As reações das grandes potências, embora condenatórias no caso de Rússia e China, permaneceram retóricas. Nenhum dos dois países indicou disposição para fornecer apoio direto ao Irã, o que revela tanto o receio de um confronto direto com os Estados Unidos quanto a complexidade de seus próprios interesses na região. Do lado americano, as reações foram ambíguas; o secretário de Estado, Marco Rubio, declarou que os Estados Unidos não participaram da ofensiva, mas tal afirmação foi desmentida por postagens de Donald Trump na rede X, nas quais o presidente confirmou conhecimento prévio do ataque e reafirmou o apoio dos EUA a Israel. Essa contradição enfraquece a posição diplomática americana e alimenta as crescentes tensões regionais.

Outro fator relevante é a reação dos países do entorno israelense. Embora o ataque da madrugada de 13 de junho e o contra-ataque iraniano representem um ponto de inflexão nas tensões regionais, Estados como a Jordânia adotaram uma postura cautelosa, declarando que não pretendem se envolver nos desdobramentos do conflito. Essa atitude reflete o reconhecimento da gravidade da situação, mas também o desejo de evitar uma escalada ainda maior que comprometa a estabilidade regional.

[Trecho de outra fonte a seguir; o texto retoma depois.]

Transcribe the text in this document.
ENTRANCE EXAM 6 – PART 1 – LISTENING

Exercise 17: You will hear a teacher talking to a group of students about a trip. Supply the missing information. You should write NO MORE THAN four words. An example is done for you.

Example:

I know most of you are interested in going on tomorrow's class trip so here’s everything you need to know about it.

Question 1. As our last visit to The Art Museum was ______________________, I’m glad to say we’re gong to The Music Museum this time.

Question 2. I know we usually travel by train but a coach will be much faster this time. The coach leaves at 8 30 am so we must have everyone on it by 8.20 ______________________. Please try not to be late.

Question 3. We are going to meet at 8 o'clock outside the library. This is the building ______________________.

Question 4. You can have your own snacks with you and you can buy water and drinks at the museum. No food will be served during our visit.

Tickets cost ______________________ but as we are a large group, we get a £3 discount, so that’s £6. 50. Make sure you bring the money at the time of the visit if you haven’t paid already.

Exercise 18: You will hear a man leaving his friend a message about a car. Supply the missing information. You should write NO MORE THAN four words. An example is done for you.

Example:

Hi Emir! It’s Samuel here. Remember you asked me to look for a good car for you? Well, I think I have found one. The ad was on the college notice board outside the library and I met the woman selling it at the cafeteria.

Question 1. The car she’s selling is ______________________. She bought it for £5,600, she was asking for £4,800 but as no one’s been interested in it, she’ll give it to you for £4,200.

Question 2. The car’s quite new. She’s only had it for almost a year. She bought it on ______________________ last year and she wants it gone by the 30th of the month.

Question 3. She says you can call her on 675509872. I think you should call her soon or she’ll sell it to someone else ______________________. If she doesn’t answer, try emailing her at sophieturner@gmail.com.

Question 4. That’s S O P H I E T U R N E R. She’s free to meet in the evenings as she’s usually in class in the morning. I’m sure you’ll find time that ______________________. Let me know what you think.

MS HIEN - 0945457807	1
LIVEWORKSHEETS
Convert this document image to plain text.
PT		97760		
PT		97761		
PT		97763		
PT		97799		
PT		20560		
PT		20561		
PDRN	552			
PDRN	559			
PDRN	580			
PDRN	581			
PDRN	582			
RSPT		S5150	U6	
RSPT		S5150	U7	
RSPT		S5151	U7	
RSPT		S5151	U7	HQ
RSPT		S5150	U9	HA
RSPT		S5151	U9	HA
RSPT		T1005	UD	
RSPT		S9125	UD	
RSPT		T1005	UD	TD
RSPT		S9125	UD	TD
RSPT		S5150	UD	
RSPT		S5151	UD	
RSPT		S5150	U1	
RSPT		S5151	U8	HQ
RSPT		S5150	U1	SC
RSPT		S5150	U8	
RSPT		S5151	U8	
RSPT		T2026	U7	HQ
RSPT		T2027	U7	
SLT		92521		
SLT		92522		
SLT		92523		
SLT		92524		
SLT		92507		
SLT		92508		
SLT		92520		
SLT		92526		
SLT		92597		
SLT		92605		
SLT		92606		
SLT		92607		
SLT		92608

Em suma, o ataque israelense ao Irã reacende um dos focos mais perigosos da política internacional contemporânea. A ofensiva compromete princípios fundamentais da ordem internacional, ameaça a estabilidade de uma região já fraturada e coloca à prova a capacidade das potências globais de conter uma escalada que poderia ter repercussões sistêmicas. A depender das próximas movimentações diplomáticas e militares, o episódio poderá consolidar uma nova fase de confronto regional prolongado, com impactos diretos sobre o equilíbrio de poder no Oriente Médio e sobre a credibilidade das instituições multilaterais.